Lebanese fuel prices have soared by up to 70 percent after yet another subsidy cut, official figures showed, heaping more pressure on people struggling to make ends meet in the cash-strapped country.

The cost of hydrocarbons in Lebanon has now roughly tripled in the two months since the central bank started decreasing its support for imports.

The latest cut, which is expected to cause price hikes for other key commodities, hits a Mediterranean country mired in one of the world's worst economic crises in decades.

Dire shortages have seen Lebanon's people struggle to find enough fuel to drive to work or power back-up generators during near round-the-clock electricity cuts.

Motorists have become caught up in long lines outside the petrol stations that have remained open.

The refusal of many petrol stations to sell what they do have saw the army deploy this month to seize hoarded fuel and distribute it to the needy.

Frustrations have boiled over in recent weeks, with scuffles repeatedly breaking out over scarce fuel, leaving at least three people dead.

READ MORE: Lebanon hikes fuel prices in effort to ease shortages

Last weekend the explosion of a fuel tank in the north of the country killed at least 30 people.

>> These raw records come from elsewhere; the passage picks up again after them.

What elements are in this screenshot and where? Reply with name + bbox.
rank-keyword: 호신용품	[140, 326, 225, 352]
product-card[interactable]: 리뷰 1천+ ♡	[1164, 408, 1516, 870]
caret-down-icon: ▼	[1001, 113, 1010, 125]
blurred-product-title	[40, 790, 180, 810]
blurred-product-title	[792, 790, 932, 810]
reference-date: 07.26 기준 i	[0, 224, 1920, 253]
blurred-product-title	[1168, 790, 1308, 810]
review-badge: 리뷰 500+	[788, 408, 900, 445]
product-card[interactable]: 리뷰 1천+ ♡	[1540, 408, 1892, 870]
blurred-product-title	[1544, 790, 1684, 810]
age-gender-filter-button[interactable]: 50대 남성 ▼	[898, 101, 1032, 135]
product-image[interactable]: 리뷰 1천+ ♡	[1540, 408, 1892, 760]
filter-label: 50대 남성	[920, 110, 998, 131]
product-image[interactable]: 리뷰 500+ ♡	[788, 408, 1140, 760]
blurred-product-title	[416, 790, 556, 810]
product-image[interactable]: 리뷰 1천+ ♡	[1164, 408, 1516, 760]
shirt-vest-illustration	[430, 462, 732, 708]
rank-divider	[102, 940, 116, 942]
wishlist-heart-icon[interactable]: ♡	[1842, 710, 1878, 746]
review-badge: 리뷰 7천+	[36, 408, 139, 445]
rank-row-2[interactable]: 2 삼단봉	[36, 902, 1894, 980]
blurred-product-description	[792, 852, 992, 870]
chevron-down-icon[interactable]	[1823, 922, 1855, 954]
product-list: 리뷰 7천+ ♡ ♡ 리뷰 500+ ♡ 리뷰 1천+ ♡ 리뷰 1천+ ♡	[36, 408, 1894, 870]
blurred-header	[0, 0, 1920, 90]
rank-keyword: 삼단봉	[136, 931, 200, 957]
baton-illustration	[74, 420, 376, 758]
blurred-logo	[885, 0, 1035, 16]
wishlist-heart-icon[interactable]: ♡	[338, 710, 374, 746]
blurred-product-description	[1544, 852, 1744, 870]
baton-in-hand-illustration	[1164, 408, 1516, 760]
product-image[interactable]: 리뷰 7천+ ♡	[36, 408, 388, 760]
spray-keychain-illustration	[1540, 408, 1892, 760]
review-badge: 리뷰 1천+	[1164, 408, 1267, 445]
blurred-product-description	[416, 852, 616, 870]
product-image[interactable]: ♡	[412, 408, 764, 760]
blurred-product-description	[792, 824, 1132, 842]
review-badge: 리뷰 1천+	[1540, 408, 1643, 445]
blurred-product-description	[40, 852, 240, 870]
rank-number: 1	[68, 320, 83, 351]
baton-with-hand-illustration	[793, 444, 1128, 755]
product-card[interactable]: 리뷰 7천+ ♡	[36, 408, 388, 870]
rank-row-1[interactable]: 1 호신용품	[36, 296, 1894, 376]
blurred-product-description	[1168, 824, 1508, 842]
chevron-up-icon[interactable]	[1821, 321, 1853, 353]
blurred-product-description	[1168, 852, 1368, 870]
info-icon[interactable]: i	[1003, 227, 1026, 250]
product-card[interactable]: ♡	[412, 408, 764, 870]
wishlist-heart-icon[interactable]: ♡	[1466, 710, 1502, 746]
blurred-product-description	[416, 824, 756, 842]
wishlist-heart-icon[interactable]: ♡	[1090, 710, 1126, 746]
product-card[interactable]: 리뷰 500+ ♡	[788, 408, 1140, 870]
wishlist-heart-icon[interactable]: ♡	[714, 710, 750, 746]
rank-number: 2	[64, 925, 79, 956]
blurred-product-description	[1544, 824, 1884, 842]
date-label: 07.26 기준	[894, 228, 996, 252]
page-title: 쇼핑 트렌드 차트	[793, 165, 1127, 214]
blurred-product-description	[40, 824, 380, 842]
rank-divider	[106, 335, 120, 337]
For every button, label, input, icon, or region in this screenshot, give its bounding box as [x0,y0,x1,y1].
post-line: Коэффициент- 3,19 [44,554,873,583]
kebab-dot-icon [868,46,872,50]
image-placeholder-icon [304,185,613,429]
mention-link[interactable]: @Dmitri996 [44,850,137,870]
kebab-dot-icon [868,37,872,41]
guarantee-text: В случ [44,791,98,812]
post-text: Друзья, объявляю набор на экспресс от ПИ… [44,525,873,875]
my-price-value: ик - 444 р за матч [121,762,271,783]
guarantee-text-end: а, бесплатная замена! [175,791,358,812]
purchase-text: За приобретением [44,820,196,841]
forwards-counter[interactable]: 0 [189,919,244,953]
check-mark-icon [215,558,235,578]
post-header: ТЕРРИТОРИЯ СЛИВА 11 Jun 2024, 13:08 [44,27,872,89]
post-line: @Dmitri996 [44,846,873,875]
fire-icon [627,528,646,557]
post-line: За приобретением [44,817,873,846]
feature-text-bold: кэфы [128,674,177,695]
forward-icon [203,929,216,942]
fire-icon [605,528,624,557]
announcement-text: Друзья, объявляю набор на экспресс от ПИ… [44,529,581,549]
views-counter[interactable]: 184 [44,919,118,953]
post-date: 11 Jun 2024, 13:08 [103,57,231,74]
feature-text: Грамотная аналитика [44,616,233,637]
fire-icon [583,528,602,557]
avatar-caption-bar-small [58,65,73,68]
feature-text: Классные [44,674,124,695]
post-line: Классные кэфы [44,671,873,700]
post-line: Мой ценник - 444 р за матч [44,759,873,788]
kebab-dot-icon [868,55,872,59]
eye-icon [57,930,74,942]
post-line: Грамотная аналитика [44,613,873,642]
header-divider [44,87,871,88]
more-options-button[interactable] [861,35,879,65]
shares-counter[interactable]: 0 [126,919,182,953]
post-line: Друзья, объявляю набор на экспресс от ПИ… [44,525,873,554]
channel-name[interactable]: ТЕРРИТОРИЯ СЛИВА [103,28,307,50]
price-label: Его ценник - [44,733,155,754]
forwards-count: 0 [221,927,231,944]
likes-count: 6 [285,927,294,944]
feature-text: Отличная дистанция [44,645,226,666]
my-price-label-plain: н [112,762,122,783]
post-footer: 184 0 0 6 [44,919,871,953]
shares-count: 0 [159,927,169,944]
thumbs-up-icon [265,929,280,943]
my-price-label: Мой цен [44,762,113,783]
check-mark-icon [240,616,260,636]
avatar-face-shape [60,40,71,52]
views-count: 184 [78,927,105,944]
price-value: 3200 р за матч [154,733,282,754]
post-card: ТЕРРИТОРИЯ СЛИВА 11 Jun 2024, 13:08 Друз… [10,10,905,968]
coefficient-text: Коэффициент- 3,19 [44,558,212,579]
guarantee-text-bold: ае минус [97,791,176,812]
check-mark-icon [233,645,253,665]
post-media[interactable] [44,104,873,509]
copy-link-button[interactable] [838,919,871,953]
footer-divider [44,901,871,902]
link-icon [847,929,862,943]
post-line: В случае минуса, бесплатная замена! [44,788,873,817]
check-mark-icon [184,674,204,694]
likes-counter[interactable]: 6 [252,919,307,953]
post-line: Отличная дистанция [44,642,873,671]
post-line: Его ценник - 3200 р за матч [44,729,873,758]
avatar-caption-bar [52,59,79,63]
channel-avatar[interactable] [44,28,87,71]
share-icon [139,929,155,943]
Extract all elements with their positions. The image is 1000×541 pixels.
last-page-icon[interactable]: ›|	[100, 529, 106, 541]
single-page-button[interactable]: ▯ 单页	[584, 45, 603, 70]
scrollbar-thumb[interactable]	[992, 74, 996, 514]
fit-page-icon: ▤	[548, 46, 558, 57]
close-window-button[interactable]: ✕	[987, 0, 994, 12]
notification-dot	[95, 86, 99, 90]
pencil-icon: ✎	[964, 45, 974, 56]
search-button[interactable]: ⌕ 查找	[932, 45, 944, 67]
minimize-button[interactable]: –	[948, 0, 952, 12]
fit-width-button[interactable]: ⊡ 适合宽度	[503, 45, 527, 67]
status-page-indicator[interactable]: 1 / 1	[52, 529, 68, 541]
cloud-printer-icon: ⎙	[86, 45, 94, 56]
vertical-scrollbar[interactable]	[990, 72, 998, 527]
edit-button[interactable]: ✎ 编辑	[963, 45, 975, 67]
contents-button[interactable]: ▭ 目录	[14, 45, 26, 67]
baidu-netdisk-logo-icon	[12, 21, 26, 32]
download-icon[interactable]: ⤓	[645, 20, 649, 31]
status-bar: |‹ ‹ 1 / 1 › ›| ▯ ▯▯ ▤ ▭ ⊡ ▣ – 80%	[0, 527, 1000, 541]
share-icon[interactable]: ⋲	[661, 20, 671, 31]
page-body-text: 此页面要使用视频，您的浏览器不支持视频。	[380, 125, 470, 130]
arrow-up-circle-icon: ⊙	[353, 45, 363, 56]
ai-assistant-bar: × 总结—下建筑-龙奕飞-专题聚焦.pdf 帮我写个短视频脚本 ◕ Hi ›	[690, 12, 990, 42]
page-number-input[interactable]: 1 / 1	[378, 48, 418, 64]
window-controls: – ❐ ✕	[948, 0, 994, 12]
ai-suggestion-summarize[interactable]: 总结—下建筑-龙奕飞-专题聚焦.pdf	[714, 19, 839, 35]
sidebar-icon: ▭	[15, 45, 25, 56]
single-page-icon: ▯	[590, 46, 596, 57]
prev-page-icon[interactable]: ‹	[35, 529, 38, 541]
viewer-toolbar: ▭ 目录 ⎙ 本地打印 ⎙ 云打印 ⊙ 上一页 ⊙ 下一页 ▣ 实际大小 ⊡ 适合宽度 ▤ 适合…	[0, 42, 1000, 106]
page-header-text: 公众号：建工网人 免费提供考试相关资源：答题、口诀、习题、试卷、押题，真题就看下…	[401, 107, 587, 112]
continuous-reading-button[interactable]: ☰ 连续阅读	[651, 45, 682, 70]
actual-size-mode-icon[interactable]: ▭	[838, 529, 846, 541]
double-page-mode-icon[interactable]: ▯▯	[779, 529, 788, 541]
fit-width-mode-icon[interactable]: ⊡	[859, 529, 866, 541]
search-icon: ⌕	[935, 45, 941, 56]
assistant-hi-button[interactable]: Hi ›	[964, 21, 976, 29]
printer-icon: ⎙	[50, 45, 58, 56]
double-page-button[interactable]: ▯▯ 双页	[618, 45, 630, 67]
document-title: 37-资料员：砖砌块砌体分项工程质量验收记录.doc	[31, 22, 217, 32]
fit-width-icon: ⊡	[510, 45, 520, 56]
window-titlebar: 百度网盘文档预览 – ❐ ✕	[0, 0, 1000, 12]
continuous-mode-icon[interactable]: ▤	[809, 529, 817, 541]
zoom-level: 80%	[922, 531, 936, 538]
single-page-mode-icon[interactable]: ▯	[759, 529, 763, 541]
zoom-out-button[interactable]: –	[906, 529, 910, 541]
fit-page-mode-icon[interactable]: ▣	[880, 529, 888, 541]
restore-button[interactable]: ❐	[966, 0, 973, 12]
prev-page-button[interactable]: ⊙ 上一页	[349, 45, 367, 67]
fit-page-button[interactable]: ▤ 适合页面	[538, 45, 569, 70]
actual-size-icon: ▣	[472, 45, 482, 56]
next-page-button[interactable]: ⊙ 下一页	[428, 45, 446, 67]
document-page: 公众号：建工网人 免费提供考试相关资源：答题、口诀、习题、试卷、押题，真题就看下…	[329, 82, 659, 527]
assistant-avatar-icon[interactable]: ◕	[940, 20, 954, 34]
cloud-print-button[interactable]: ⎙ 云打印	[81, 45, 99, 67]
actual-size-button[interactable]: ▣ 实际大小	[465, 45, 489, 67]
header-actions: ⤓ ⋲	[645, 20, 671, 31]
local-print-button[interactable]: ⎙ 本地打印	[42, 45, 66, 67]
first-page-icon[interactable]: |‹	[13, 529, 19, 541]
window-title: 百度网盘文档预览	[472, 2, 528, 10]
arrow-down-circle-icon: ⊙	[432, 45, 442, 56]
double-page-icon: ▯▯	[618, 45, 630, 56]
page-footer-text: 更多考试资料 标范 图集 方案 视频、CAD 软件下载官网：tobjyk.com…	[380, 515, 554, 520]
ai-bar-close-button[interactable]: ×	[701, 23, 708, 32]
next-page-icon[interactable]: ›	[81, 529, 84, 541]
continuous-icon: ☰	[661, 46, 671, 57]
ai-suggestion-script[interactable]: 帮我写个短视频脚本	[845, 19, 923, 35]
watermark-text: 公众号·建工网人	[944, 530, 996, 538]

The cost of 98- and 95-octane petrol both rose on Sunday by around two-thirds, from August 11, according to prices posted by the National News Agency.

The cost of mazout, a widely used petrol derivative, soared by 73 percent over the same period, while cooking gas was up by half.

All three fuels have tripled in cost since June.

Iran ready to ship more fuel

Iran said on Monday it is ready to ship more fuel to Lebanon if needed, a day after the leader of Lebanon's Iran-aligned Hezbollah group said more vessels carrying Iranian fuel would sail soon to help ease the country's fuel shortage.

"We sell our oil and its products based on our own decisions and the needs of our friend. Iran is ready to send fuel again to Lebanon if needed," Iran's Foreign Ministry spokesperson Saeed Khatibzadeh said in an online weekly news conference.

"Certainly we cannot see the suffering of the Lebanese people."

The latest price hikes come with more than three-quarters of the population now living in poverty.